I was going to get around to writing something up about the Oracle Optimizer in the future, and how it can sometimes choose non-optimal plans for what it thinks are perfectly logical reasons. But suddenly today I find that the optimizer development group inside Oracle have done their own post on this. So I thought I would point you at it as an excellent description of the issues I was going to discuss, and so that you can see that in 11g Oracle have finally got around to addressing a problem caused by previous enhancements to the optimizer.
What I'd add is that I see the nature of the problem of these non-optimal SQL execution plans as being one of the consequences of previous attempts by Oracle to improve performance for the majority of SQL queries. Although most queries have indeed benefited from better and faster execution plans, some have not and have actually got worse between versions of Oracle.
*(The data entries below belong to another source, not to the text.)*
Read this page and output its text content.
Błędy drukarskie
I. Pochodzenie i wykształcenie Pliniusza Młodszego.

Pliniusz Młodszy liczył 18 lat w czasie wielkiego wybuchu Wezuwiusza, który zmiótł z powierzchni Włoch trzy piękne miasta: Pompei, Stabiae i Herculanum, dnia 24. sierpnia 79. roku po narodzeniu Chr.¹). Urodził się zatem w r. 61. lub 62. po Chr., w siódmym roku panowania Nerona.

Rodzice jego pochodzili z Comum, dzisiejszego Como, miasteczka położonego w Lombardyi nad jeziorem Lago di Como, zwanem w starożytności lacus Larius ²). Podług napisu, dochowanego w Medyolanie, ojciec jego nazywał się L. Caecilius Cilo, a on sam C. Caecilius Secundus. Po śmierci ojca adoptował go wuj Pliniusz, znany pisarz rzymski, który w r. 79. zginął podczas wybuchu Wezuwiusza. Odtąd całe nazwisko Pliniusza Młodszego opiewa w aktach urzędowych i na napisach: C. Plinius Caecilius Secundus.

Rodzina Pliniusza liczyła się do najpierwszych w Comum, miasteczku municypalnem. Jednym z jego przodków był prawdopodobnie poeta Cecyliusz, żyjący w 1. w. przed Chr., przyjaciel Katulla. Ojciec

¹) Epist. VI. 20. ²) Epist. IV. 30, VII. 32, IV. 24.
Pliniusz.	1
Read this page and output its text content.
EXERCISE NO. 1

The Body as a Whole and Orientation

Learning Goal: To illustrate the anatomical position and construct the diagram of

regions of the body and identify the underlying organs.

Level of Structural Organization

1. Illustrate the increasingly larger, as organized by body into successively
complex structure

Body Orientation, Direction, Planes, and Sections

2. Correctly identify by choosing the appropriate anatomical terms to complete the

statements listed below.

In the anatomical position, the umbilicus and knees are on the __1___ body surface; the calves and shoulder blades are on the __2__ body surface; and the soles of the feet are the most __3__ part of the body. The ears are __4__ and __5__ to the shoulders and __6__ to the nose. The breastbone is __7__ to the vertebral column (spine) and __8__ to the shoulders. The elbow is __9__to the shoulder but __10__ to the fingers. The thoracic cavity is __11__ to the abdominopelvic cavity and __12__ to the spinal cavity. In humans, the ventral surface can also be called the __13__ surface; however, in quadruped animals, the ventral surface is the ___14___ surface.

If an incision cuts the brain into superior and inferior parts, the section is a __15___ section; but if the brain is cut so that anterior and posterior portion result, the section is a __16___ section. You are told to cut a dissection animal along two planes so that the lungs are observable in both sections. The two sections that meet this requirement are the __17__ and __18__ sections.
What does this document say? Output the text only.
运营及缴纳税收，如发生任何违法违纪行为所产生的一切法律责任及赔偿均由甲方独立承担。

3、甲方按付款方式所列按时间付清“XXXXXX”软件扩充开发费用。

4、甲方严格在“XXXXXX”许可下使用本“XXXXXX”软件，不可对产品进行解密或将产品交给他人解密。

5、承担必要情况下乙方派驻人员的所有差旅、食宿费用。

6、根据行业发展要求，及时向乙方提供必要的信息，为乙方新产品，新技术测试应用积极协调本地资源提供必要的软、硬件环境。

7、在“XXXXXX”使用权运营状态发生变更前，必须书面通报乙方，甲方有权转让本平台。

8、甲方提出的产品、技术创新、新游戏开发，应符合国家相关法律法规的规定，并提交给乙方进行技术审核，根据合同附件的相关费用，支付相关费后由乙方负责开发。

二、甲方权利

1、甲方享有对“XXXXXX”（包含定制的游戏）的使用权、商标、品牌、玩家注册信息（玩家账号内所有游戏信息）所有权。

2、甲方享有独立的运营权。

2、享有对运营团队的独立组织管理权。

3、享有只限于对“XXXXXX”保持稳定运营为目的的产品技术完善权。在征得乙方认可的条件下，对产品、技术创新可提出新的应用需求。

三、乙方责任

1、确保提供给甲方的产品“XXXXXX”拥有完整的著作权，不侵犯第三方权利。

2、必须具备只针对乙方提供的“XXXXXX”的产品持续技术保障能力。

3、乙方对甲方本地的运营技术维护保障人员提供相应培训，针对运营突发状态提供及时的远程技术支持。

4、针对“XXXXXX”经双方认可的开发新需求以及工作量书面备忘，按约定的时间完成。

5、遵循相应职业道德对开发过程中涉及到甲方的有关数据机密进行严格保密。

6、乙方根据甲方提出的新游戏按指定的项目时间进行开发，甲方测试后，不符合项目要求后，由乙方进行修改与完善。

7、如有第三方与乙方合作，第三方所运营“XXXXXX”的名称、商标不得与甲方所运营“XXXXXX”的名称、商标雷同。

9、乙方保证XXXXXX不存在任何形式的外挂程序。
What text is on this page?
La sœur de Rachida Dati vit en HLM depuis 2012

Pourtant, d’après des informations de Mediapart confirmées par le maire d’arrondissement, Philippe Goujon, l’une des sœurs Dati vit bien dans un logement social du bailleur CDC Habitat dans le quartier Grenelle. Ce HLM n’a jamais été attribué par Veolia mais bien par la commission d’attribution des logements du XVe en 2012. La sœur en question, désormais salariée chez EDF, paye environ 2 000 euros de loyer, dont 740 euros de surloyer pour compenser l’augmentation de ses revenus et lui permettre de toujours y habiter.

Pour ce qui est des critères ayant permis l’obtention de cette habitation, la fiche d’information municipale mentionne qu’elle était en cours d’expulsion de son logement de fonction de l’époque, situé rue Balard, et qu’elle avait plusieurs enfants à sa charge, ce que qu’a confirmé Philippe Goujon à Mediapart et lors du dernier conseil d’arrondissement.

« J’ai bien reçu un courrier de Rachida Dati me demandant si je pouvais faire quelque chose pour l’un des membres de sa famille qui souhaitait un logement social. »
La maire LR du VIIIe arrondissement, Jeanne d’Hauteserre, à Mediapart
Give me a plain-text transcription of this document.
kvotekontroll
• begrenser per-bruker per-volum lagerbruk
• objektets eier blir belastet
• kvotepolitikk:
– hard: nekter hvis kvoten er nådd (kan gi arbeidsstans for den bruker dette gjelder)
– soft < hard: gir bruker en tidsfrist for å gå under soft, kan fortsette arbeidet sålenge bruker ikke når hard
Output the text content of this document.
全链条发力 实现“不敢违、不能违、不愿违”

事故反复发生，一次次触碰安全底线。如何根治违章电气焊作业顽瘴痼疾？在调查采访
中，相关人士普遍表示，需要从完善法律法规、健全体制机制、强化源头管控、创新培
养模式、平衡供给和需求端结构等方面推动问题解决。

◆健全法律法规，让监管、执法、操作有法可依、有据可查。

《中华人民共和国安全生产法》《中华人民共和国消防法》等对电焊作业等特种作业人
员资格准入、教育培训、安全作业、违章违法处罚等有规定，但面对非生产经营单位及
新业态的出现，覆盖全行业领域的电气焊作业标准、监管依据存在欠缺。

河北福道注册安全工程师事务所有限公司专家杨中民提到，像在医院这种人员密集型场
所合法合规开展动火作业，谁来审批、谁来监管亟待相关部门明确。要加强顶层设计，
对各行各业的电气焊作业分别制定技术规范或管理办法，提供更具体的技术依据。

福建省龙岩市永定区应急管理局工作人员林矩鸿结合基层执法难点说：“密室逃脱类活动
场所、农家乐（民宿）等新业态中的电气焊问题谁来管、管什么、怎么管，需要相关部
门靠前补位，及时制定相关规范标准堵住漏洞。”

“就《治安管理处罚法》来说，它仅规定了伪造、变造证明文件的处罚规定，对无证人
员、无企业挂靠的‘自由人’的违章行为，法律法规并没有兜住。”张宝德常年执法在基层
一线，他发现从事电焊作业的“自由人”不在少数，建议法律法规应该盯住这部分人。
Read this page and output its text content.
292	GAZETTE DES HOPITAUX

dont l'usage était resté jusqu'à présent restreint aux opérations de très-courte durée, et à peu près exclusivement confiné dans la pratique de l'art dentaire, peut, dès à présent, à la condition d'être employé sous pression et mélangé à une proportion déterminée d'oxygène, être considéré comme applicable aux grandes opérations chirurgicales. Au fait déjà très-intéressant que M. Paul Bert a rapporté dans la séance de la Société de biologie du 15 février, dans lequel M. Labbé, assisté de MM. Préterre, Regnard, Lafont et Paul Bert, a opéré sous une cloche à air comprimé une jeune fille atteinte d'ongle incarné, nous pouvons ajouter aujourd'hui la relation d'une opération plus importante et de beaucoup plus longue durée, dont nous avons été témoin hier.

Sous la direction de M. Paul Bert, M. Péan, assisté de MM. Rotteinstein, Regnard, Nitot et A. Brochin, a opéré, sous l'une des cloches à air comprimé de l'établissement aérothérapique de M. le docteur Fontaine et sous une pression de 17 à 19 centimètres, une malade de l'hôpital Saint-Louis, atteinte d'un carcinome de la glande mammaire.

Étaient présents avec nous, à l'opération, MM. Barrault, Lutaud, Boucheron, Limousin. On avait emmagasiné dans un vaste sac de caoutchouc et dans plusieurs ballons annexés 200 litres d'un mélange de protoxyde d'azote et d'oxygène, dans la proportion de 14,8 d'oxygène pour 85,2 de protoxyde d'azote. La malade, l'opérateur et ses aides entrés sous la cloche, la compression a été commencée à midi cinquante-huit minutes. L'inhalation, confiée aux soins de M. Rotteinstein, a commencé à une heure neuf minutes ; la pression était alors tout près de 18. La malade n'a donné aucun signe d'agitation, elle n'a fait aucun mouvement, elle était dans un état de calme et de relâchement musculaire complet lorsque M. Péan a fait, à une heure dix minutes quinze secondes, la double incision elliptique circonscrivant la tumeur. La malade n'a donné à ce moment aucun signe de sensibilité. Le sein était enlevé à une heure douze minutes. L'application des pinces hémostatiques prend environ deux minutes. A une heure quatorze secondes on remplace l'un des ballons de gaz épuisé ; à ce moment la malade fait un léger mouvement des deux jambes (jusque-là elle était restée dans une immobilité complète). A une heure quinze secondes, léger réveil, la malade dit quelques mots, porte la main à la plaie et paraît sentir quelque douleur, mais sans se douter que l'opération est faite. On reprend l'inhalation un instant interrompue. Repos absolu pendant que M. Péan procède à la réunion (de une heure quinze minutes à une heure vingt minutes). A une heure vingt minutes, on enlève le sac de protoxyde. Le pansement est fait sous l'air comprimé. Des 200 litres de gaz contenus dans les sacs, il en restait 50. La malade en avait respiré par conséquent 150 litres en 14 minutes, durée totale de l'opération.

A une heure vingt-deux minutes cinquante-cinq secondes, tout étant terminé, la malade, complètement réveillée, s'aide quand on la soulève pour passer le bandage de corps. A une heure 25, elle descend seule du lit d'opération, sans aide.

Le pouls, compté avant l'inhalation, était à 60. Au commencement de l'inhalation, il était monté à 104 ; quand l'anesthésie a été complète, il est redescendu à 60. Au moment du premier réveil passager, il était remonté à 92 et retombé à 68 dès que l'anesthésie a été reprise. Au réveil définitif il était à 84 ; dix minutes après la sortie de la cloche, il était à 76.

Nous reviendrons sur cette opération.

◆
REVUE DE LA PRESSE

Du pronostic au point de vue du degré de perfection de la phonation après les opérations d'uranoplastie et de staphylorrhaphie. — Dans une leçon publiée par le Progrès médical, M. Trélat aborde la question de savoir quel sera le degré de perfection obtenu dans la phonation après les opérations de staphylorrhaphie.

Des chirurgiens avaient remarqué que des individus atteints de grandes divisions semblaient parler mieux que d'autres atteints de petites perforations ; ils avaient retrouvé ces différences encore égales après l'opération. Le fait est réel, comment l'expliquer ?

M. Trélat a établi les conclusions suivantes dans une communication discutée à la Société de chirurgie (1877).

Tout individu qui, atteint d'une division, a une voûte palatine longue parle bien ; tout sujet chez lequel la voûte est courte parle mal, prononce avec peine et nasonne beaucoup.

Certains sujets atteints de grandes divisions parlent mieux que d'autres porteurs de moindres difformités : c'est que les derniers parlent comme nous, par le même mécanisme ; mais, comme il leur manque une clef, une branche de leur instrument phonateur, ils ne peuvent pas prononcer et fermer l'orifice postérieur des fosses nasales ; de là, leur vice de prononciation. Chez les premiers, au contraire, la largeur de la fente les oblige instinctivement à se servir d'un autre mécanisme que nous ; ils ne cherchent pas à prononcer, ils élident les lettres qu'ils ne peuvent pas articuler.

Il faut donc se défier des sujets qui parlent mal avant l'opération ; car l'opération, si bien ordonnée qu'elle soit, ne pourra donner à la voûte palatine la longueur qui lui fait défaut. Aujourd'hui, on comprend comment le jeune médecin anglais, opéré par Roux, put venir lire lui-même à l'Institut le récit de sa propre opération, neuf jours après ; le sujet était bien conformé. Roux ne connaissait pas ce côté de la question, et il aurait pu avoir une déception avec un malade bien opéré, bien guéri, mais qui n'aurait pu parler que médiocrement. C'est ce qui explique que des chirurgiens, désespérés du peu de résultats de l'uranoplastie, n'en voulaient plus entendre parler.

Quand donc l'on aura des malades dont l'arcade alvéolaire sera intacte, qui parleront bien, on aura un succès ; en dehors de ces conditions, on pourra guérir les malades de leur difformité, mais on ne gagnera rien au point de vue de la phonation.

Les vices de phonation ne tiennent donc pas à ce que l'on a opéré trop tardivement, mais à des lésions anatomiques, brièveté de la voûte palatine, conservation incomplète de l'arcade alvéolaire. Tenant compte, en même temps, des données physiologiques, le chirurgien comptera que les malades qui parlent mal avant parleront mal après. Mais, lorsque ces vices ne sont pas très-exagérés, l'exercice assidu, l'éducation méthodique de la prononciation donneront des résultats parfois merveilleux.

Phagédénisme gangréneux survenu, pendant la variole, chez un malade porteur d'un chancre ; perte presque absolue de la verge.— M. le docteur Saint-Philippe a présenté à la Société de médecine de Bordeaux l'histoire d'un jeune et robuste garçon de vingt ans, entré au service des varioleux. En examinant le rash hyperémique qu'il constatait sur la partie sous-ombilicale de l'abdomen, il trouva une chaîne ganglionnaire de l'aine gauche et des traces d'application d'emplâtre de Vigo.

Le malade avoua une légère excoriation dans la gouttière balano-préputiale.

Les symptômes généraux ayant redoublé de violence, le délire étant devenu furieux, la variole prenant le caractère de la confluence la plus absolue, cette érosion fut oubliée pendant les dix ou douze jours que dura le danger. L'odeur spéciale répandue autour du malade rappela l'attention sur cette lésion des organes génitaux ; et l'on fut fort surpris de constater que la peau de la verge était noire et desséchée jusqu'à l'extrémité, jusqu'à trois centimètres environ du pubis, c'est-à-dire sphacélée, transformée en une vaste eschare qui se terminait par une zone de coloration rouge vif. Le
Originally there was no Cost Based Optimizer (CBO) and only the Rule Based Optimizer, which was unaware of even things like table sizes. So Oracle added in the CBO and it used some simple data on table sizes and indexes on columns to make better execution decisions. Over time Oracle added more and more features to the CBO to improve the performance of most SQL statements most of the time, and added extra sets of statistics to make more accurate predictions about query execution behaviour. Unfortunately, while the vast majority of queries have indeed benefited from these changes to the way the CBO works, there have always been examples of queries that have suffered and actually got worse. The example given in the post by Oracle is just one. I know of many others.
The problem is really due to two issues, now solved by 11g, hopefully. The shared execution plan in the library cache, means that the same execution will always be used for the same SQL statement since it was first parsed ('same' meaning identical text of the SQL statement). Initially this was okay. But then Oracle introduced bind variable peeking, to try and optimize the query even further. By looking at the actual value supplied for a bind variable in a query, and using statistics on the value distribution of the queried column, Oracle could better optimize that particular query. But now all subsequent executions of the same query, regardless of the value used in the bind variable, would be forced to use the same, original execution plan. Which may not be optimal for those subsequent query executions.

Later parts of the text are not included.